At times his appreciation for an artwork, a person, a place or even some abstract element also inspires these free-form riffs, saturated with the sheer joy of literary invention and expression (every time I read him, I find myself compelled to copy down some such passage just for the pleasure of it):
The air in Greece is not merely a void between solids; the sea itself, the houses and rocks and trees, on which it presses like a jelly mould, are embedded in it; it is alive and positive and volatile and one is aware of its contact as if it could have pierced hearts scrawled on it with diamond rings or be grasped in handfuls, tapped for electricity, bottled, used for blasting, set fire to, sliced into sparkling cubes and rhomboids with a pair of shears, be timed with a stop watch, strung with pearls, plucked like a lute string or tolled like a bell, swum in, be set with rungs and climbed like a rope ladder or have saints assumed through it in flaming chariots; as though it could be harangued into faction, or eavesdropped, pounded down by pestle and mortar for cocaine, drunk from a ballet shoe, or spun, woven and worn on solemn feasts; or cut into discs for lenses, minted for currency or blown, with infinite care, into globes.

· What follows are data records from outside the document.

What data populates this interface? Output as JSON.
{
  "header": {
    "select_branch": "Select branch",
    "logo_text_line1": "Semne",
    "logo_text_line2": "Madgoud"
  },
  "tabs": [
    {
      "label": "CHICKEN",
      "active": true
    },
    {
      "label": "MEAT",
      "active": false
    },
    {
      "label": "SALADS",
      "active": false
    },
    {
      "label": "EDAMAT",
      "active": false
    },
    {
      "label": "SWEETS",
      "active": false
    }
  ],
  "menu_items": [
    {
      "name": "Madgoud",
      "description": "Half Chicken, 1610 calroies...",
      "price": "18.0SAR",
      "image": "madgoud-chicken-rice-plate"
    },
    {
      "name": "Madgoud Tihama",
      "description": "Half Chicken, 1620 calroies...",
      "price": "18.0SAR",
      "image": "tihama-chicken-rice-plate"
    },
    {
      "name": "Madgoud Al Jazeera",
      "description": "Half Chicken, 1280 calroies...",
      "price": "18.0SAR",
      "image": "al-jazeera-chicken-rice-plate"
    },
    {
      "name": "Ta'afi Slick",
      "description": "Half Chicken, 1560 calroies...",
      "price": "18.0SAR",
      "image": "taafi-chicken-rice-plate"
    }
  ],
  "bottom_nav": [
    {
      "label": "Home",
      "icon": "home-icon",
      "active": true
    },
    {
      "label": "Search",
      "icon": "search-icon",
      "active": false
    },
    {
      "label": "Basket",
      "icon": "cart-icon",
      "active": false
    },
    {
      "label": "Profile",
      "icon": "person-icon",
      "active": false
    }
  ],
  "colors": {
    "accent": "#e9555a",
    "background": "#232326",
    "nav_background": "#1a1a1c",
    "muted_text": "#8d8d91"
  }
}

But the marvels of Fermor’s language aside, what makes his work so rich and affecting is the manifest, deeply genuine interest he conveys in not just the human experience, but also in human beings individually. His profound respect for and interest in others – be they rich nobles or poor fishermen, be the occasion a ceremonial dinner in a palace or the asking of directions from a young girl tending goats on a mountain path – comes across with a tremendous property of dignity, a recognition in each encounter of the mutual sharing of an unprecedented and never to return again moment of humanity amid the great sweep of history. All of Fermor’s meticulous intellectualism, his adventuring and his devotion to service, seem in him not points of pride, but rather an expression of a grand responsibility towards life itself, a firm, almost devotional stand against the indifference he viewed as “a sign of brutishness and a denial of human feeling.” Though Fermor is no longer with us, his time of gifts appears nowhere near its end; like the miracle of the loaves and fishes, it promises to keep providing, offering the limitless pleasures and insights of reading a deep and generous mind, and reminding us that the effort to travel, to explore, to acquire knowledge of history, literature, languages, art, diplomacy and wit, and above all, of people, is not an end, but rather a means for participating more profoundly in, and sharing to the utmost with others, the marvels of the world in which we find ourselves.